Karen grinned. After explaining that she’d “written for all of them,” she mentioned the Tri-City Times. When Rod and I were out and about town, we picked up a copy. We paged through the paper looking for places to eat and shop, and we found them all there advertising their businesses. It really helped us embrace our new “hometown.”
Several months later, there was an ad in the paper looking for a part-time reporter. I circled the ad and said “that job is mine.”
Well, it wasn’t. A phone conversation with the then-editor made it clear to me that it wouldn’t be a good idea to work with the individual. I chose not to pursue it.
A few months later, I noticed a change in the editorship. Cathy Barringer was now at the helm. I took a chance and gave her a call. We set up a meeting, and the rest is history. My first byline appeared in Tri-City Times in September of 1994. Part of my “beat” was the Capac School District, along with Capac and Dryden village council meetings. I also tackled a number of ‘Spotlight’ assignments, as my strength was in feature writing, not hard news. The Spotlights were fun because they were in depth features with an entire page dedicated to telling the story. Multiple photos were also welcome. I loved it.

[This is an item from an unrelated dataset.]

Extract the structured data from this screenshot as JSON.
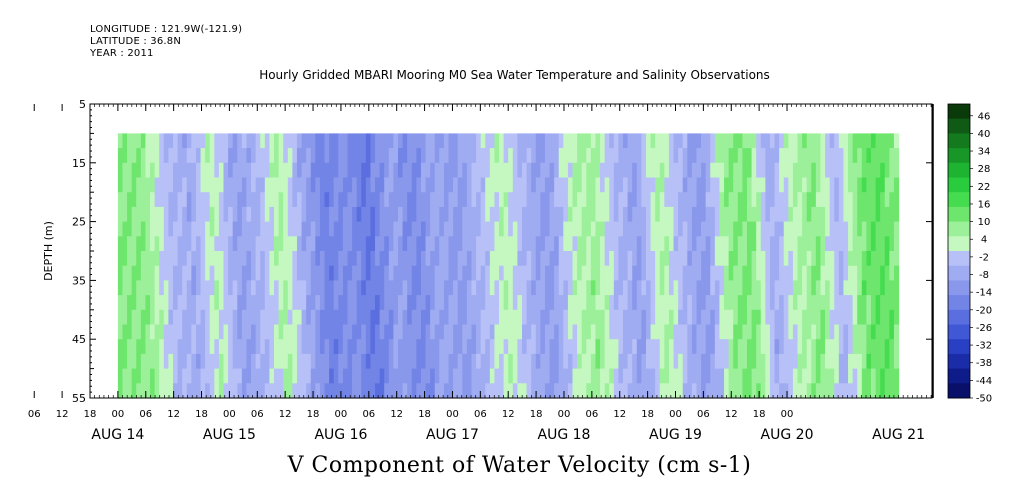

When Cathy went on maternity leave a few years later, my esteemed colleague Tom Wearing took over the editor’s job. It was supposed to be temporary, but Cathy decided she wanted to stay home and raise her new baby. Tom was now the full time editor, and he offered me a full time job in 1998. The rest is, again, history.
I am one of the fortunate ones who has had the experience of living the dream, and now that I’m moving in another direction, it does indeed feel like just that. Some 24 years packed transformed overnight.